Broadly, my work in this field can be divided into four main categories.

1. Nonsingular transformations and absolutely continuous invariant measures.

In many examples, the state space comes equipped with a natural, but non-invariant measure (such as volume in the case of dynamics on a Riemannian manifold) and one is interested in finding invariant measures that are obtained by integrating a density function against this natural measure.   These invariant densities in ergodic theory play an analogous role to the stationary vectors for Markov chains.  There is an analogue of the Markov Chain transition matrix called the Perron-Frobenius (P-F) operator that lifts the dynamics from the state space to the space of densities, an infinite-dimensional Banach space. Spectral decomposition of the P-F operator separates observables into dynamically relevant features such as invariant densities versus transients.  This spectral approach for P-F operators was developed first for one-dimensional expanding maps; recently the focus of research has moved to higher-dimensional hyperbolic maps.  Since hyperbolic maps are ubiquitous in applications, this is an active and important research area.

2. Open dynamical systems

Open systems extend the notion of traditional dynamical systems by allowing orbits to leave the phase space. Billiard dynamics on a table with a hole is a frequently cited, simple example. The associated P-F operator in this context is sub-Markovian and instead of an invariant density, one looks for a conditionally invariant density that describes the statistics of orbits leaving the system.
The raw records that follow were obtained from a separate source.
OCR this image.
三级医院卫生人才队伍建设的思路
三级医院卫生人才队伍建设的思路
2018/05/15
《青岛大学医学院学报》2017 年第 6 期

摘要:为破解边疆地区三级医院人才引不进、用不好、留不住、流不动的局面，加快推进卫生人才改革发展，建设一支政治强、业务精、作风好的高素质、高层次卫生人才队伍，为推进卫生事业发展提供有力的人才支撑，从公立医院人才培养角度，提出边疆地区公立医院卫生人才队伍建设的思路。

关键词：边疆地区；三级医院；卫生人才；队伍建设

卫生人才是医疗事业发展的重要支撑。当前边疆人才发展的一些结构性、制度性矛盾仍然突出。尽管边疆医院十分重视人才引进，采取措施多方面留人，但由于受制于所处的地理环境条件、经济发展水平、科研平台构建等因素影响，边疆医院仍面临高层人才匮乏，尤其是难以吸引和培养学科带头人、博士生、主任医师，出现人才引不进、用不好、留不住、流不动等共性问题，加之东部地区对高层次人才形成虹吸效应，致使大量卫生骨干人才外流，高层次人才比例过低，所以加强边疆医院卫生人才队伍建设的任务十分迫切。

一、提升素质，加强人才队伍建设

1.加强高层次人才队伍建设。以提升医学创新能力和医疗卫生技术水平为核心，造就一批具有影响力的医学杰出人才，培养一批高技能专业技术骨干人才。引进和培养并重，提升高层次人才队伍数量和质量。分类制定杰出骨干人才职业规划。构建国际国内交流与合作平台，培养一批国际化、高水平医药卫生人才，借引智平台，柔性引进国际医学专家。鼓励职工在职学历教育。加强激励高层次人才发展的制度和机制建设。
3. Intermittent Dynamical Systems

Intermittency refers to decay of transients at a rate slower than would be expected by the local mixing behaviour in the flow (for example, slower than the rate of local divergence of orbits).   Such systems can display sub-exponential decay of correlation by having orbits which occasionally get `stuck' in a relatively small part of the phase space. 

4. Non-autonomous systems and random maps

Up to this point, we have described systems where repeated application of some fixed transformation on the state space generates the deterministic dynamics.  A vastly more realistic situation allows the transformation to vary in some time-dependent way, leading to the notion of a non-autonomous dynamical system.

The mathematical construction is called a skew product and consists of a family of transformations indexed by a second dynamical system (the base or `timing' system) that controls the time-dependence.

When the base is an i.i.d. process (a special kind of measure-preserving transformation)  we call the system a random map.   In this case, one imagines choosing, at each time step, one transformation from the family according to the outcome of a coin flip, for example. Random maps lead to interesting applications of ergodic theory; they allow one to incorporate noise into idealized dynamical systems and/or account for measurement errors introduced when modelling physical systems.  A number of my recent publications study random maps. 

A recent paper with J. Horan and Q. Quas returns to the more general context of a skew
product system, showing that a central result in the theory concerning matrix cocycles
(the multiplicative ergodic theorem) cannot be refined to produce an equivariant block triangularization.

And then there is . . .  industrial and applied mathematics

From time to time I am fortunate to spend some time with genuine applied mathematicians working on real problems that might be of interest even to non-mathematicians!  A couple of recent sample projects: developing efficient computational approaches to find stable (large) molecular structures (with colleagues at the University of Guanajuato and CIMAT, Mexico) and mathematical modelling of forest fire spread (a MITACS funded project in collaboration with mathematicians in Edmonton, London (Ontario) and Montreal).